Le projet de recherche KapaflexCy a rassemblé diverses institutions qui ont collaboré à la mise au point d’un système auto-organisé de contrôle des capacités géré – les institutions concernées sont Fraunhofer IAO, BorgWarner, Bruker Optik, l’aéroport de Stuttgart, l’institut IAT (Institut für Arbeitswissenschaft und Technologiemanagement), Introbest, Kaba, SAP et Trebing & Himstedt). Grâce à ce système, les entreprises peuvent contrôler leurs capacités de production en impliquant directement les cadres dirigeants, pour une prise de décision extrêmement flexible, sur le court terme et à l’échelle de l’organisation. Même en période de variation des volumes de commandes et d’instabilité des marchés, elles peuvent réagir plus rapidement, éviter les temps morts et réduire les coûts inhérents au contrôle des capacités. Les salariés bénéficient d’un plan de déploiement du personnel transparent et coordonnent leurs périodes d’affectation. Avec, à la clé, un meilleur équilibre entre travail, famille et loisirs, et une motivation renforcée.
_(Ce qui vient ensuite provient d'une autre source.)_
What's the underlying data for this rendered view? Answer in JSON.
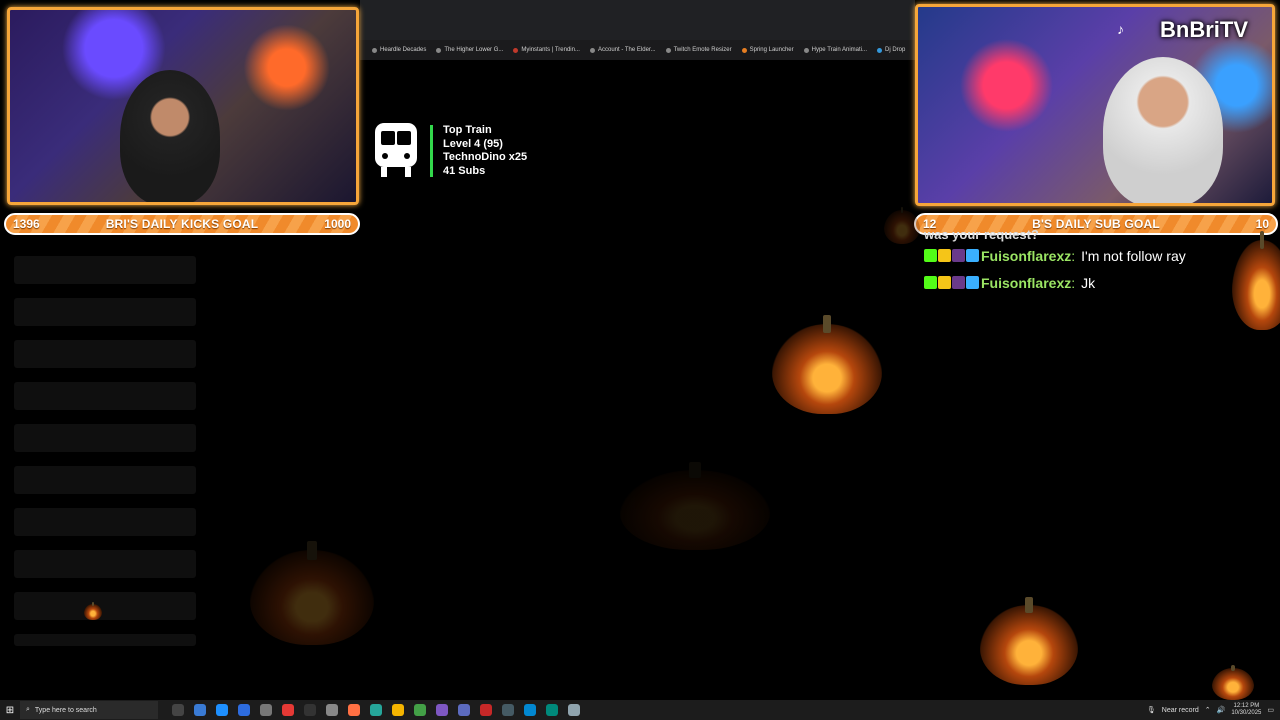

Encadré 2.9. Recours à la contribution participative pour les tâches faisant appel à l’intelligence humaine : l’« informatique basé sur l’humain »
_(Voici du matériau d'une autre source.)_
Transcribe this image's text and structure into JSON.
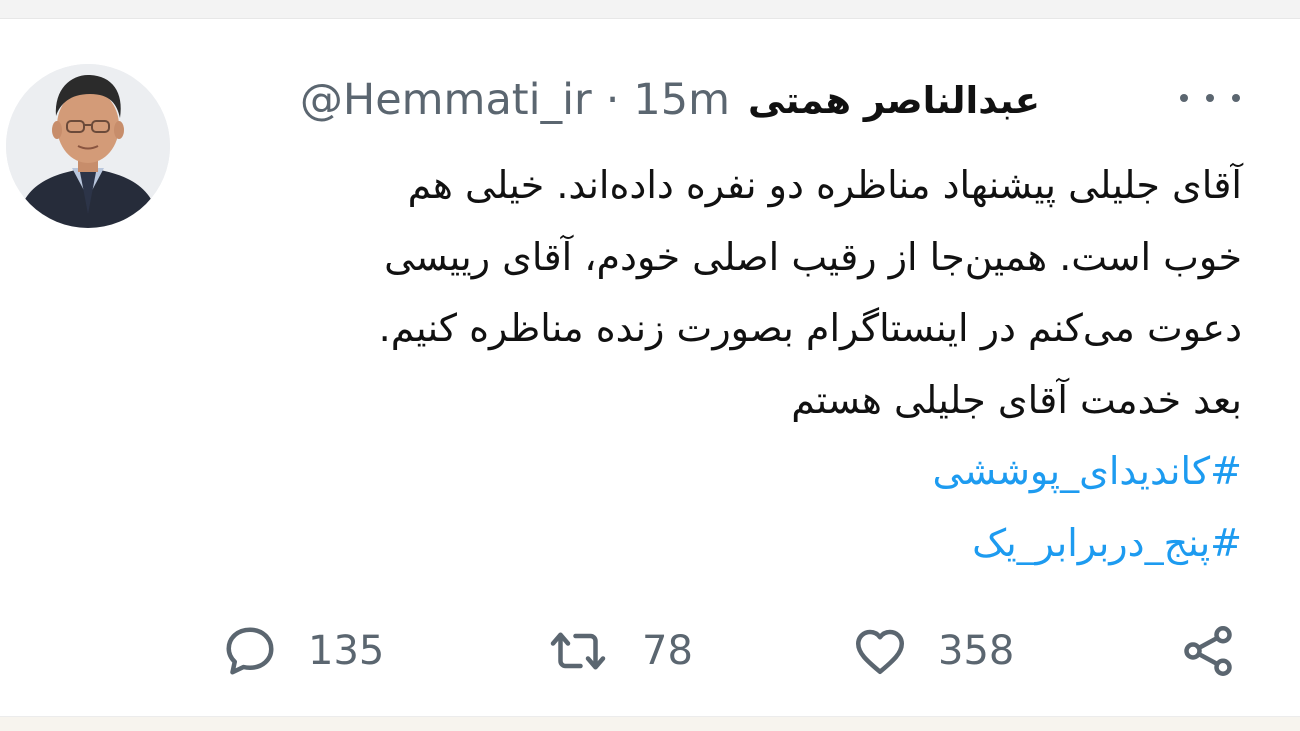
{
  "tweet": {
    "author": {
      "display_name": "عبدالناصر همتی",
      "handle": "@Hemmati_ir"
    },
    "separator": "·",
    "time": "15m",
    "text_lines": [
      "آقای جلیلی پیشنهاد مناظره دو نفره داده‌اند. خیلی هم",
      "خوب است. همین‌جا از رقیب اصلی خودم، آقای رییسی",
      "دعوت می‌کنم در اینستاگرام بصورت زنده مناظره کنیم.",
      "بعد خدمت آقای جلیلی هستم"
    ],
    "hashtags": [
      "#کاندیدای_پوششی",
      "#پنج_دربرابر_یک"
    ],
    "stats": {
      "replies": "135",
      "retweets": "78",
      "likes": "358"
    },
    "icons": {
      "more": "more-horizontal-icon",
      "reply": "comment-bubble-icon",
      "retweet": "retweet-icon",
      "like": "heart-icon",
      "share": "share-icon"
    },
    "colors": {
      "text": "#111111",
      "secondary": "#5b6670",
      "link": "#1d9bf0"
    }
  }
}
Si les technologies en matière d’informatique et d’automatisation ne cessent de progresser, de nombreuses tâches continuent d’être exécutées plus efficacement par les hommes que par les machines – l’identification d’objets dans une vidéo ou la transcription d’enregistrements audio en sont des exemples. Les entreprises ont généralement pour habitude de se tourner vers des travailleurs intérimaires. Mais une alternative se fait jour : externaliser la réalisation de ces micro-tâches, dites « tâches d’intelligence humaine » (human intelligence tasks, ou HIT) via le recours à la contribution participative. Ce processus, qui offre aux entreprises une flexibilité accrue, est souvent qualifié d’« informatique basé sur l’humain », dans la mesure où l’on fait appel à des hommes pour des problèmes que les ordinateurs ne parviennent pas à résoudre.
Amazon reste le principal fournisseur de services d’« informatique basé sur l’humain » sur l’internet, depuis le lancement, en 2005, de sa plateforme de contribution participative pour l’exécution de tâches numériques, dénommée Amazon Mechanical Turk (MTurk). Les clients publient des annonces pour des projets d’envergure limitée qui ne peuvent être entièrement menés à bien grâce à l’informatique. Les travailleurs – appelés turkers – exécutent ces tâches ponctuelles, en contrepartie d’une rémunération allant de 0.01 USD pour une tâche de courte durée à 100 USD pour certaines missions plus complexes. À l’heure actuelle, quelque 500 000 travailleurs de 190 pays sont inscrits sur Amazon MTurk. MTurk et d’autres services similaires sont parfois considérés comme une opportunité économique, en particulier pour les travailleurs des pays en développement. Par exemple, Samasource, une organisation sans but lucratif, fournit des services de données à de grandes entreprises basées aux États‐Unis et en Europe. Elle divise le travail en micro-tâches dont la réalisation est confiée à des centres d’exécution dans des pays en développement (Gino et Staats, 2012).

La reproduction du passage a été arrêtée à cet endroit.